Dans certains cas particuliers, d’autres professionnels peuvent intervenir. Un endocrinologue sera sollicité en cas de suspicion de dérèglement hormonal (notamment dans l’alopécie androgénétique ou post-partum). Un rhumatologue peut être associé au suivi si l’alopécie est liée à une maladie auto-immune comme le lupus.

 

Quels sont les traitements efficaces pour la chute de cheveux ?

 

Le traitement de l’alopécie dépend entièrement de sa cause, de son type et de son évolution. Certaines chutes de cheveux sont temporaires et ne nécessitent qu’un suivi et un peu de patience, tandis que d’autres formes justifient une prise en charge plus spécifique et prolongée.

Dans les cas d’alopécie androgénétique, de calvitie, le traitement repose souvent sur le minoxidil, un médicament topique qui stimule la repousse. Chez les hommes, un traitement oral à base de finastéride peut être prescrit pour bloquer l’action des hormones responsables de la chute. Ces traitements doivent être utilisés de façon continue pour maintenir leurs effets.

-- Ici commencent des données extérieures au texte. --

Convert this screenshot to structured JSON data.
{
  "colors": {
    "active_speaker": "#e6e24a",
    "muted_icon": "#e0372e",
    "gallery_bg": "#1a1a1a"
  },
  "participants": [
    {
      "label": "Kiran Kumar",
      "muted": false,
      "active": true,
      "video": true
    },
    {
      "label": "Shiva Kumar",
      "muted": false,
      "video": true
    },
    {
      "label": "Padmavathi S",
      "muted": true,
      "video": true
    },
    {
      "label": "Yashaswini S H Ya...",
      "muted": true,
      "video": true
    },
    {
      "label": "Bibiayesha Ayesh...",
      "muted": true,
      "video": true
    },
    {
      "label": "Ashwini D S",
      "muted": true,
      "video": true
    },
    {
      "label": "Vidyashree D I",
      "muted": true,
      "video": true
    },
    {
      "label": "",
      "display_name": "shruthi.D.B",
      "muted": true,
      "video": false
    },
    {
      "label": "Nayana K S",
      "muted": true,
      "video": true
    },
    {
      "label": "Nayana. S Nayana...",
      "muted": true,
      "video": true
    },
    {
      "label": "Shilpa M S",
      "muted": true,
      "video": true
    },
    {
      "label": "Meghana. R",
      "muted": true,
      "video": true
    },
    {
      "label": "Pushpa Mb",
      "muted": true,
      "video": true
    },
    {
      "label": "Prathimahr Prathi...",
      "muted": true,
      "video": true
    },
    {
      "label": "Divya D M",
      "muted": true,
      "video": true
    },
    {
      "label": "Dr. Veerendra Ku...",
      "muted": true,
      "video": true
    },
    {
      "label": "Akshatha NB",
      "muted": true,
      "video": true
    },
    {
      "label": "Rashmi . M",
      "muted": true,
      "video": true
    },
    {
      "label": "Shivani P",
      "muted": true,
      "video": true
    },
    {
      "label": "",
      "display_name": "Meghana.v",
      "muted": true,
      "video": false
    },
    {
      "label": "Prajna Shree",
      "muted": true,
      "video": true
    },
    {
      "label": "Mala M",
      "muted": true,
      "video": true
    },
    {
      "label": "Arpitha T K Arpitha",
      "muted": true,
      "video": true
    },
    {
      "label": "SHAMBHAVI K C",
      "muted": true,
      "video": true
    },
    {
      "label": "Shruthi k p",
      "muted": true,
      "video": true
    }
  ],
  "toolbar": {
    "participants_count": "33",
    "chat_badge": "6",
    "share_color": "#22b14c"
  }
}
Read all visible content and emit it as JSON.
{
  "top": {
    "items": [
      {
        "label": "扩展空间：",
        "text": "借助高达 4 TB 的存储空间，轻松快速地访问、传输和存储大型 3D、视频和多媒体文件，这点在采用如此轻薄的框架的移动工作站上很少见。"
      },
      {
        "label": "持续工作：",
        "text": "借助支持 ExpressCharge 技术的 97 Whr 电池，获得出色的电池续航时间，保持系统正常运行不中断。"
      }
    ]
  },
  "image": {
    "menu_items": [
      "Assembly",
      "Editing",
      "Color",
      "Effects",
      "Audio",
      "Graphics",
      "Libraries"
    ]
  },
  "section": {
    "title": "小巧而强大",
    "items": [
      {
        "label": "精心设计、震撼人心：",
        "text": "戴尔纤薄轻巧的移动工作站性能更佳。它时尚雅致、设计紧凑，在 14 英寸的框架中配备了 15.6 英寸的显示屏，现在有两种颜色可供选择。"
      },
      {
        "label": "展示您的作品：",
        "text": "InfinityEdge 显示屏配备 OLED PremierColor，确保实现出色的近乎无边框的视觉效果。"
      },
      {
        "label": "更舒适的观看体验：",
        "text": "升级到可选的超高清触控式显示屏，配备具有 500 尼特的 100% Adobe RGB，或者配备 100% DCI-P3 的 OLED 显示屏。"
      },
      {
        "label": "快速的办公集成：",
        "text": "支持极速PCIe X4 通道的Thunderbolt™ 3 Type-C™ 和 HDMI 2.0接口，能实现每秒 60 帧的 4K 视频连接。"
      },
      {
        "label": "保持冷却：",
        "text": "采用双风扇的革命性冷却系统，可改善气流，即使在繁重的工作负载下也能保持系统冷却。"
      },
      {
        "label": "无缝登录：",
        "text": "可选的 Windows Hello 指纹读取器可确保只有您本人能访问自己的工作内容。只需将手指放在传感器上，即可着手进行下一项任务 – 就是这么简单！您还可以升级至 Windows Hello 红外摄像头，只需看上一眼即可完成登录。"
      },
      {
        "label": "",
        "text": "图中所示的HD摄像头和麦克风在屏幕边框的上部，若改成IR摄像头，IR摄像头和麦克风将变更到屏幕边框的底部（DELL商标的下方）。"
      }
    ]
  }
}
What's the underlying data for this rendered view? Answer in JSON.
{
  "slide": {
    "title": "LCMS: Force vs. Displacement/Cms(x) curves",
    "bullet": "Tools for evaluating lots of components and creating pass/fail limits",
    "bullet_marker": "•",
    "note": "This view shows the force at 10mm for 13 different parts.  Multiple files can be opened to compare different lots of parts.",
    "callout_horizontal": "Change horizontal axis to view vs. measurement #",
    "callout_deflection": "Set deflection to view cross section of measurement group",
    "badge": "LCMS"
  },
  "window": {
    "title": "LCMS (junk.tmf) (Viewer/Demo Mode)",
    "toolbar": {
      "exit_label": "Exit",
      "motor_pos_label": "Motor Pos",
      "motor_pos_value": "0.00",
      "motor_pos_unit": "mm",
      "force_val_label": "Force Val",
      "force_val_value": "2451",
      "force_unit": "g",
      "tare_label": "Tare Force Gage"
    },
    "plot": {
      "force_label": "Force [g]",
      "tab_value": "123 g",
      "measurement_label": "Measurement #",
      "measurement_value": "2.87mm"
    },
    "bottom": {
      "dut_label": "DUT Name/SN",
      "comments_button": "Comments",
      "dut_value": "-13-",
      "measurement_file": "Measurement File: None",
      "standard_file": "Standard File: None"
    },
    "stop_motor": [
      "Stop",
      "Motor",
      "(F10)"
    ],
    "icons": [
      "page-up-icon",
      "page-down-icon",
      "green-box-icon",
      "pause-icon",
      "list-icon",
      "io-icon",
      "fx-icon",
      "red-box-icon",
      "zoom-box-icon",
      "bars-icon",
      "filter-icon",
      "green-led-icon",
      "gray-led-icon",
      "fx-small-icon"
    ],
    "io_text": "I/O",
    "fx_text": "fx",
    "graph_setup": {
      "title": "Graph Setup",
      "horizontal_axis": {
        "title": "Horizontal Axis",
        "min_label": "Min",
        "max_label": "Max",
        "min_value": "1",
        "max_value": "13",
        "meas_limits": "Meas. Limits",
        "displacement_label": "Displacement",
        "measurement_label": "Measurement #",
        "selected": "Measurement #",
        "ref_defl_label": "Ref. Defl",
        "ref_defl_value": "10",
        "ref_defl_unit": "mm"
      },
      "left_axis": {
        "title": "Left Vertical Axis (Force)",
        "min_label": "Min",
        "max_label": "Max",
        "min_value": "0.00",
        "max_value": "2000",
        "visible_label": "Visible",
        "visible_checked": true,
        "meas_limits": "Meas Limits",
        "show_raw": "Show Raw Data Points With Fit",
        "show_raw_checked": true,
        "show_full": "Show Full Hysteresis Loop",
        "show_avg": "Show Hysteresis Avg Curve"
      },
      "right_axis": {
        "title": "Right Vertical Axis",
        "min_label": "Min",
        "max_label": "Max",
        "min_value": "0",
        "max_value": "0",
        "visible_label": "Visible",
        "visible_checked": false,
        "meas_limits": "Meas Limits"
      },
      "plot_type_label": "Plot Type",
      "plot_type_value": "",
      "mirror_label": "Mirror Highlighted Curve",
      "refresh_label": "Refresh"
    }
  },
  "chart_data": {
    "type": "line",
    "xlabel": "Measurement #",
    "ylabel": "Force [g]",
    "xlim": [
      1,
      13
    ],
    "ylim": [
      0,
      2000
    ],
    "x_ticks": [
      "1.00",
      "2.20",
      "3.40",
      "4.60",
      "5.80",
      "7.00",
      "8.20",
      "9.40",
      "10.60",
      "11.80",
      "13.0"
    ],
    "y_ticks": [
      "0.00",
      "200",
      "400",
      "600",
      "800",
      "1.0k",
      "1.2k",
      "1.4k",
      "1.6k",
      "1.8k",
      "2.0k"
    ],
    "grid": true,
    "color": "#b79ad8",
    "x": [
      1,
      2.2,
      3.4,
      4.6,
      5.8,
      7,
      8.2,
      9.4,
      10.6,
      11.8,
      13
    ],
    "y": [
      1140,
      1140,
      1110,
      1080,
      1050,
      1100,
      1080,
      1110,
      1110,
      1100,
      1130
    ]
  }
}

La pelade, de nature auto-immune, est généralement traitée par des corticoïdes locaux ou, dans les formes plus étendues, par des traitements immunomodulateurs. De nouveaux médicaments ciblant les voies inflammatoires sont en cours de développement.

En cas d’alopécie télogène, aucun traitement médicamenteux n’est nécessaire. La chute cesse spontanément quelques mois après l’événement déclencheur. Des compléments alimentaires peuvent être prescrits en cas de carence avérée.

L’alopécie cicatricielle, plus rare, nécessite une prise en charge précoce et souvent spécialisée. L’objectif est de stopper l’inflammation pour éviter une perte définitive des follicules. Dans certains cas, une greffe capillaire peut être envisagée en phase stable.

Enfin, certaines techniques comme les injections de PRP (plasma riche en plaquettes), la luminothérapie ou les solutions esthétiques (poudres densifiantes, prothèses capillaires) peuvent compléter la prise en charge, notamment sur le plan psychologique.

 

Bien vivre avec une alopécie

 

Vivre avec une alopécie/calvitie peut être difficile, tant les cheveux sont associés à l’image de soi, à la féminité, à la jeunesse ou à la virilité. La perte de cheveux, surtout lorsqu’elle est visible ou durable, a un impact émotionnel parfois majeur : perte de confiance, gêne sociale, isolement, voire dépression dans certains cas.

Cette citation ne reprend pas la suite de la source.